Ameen, 16, has medical complications from sickle cell anemia, but officials refused to allow him his prescribed medications for eight days. Then “an officer told me to take my medication in front of him,” but it should be taken at specified times so he refused. “He got mad, so he handcuffed me very tightly for two hours,” causing lasting pain. Adult prisoners learned he had medications and “came to the cell to ask for drugs, and offered me money, but I refused,” said Ameen. He was able to keep his medications.
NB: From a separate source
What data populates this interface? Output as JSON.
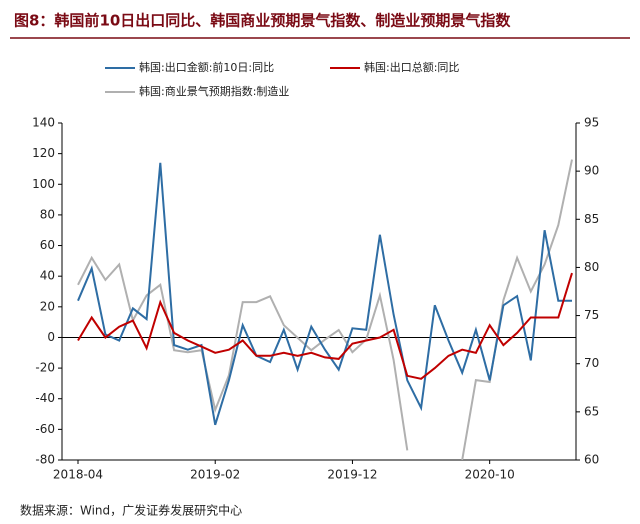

On March 11, the court in Manama convicted Jameel J. on the basis of his coerced confession and fingerprints on a Molotov cocktail, and convicted the other three boys solely on the basis of Jameel J.’s confession. Bahraini criminal laws treat children ages 16 and older as adults, but the court released the boys on six-month suspended sentences, applying a new law not yet in force that defines a child as anyone under 18. The releases followed international news coverage of abuses against other children arrested in the same case.
On March 12, the Interior Ministry ombudsman’s office summoned and interviewed two of the four boys, who said they felt compelled to attend. The boys said officials asked about their police interrogations at the CID but not the abuses in jail. The officials refused the boys’ repeated requests to have lawyers present and to give them copies of their statements, they said.
On March 14, the Ombudsman stated that the boys were not abused during interrogation, and claimed that Sayed Hasan Ameen had received his medication in detention. Bahrain’s Special Investigations Unit also summoned the boys, but they refused to participate due to their “really bad experience with the ombudsman,” Ahmad A. said.
The ombudsman asked Human Rights Watch on March 10 to share the names of other children interviewed who said they were abused in custody. Human Rights Watch declined to ask the children to share their information with an office whose practices children have found distressing and unfair and whose conclusions do not appear credible. The United Nations Committee Against Torture has raised concerns that Bahrain’s ombudsman and Special Investigations Unit are not independent or effective. They have failed to investigate credible allegations of torture or to hold officials accountable.
“When the Bahraini authorities finally released these children, they summoned them for more questioning to whitewash the abuses the children experienced,” said Bill Van Esveld, associate children’s rights director at Human Rights Watch. “Foreign government officials should stop parroting Bahrain’s implausible self-exonerations and instead press for accountability, or more children could be at risk."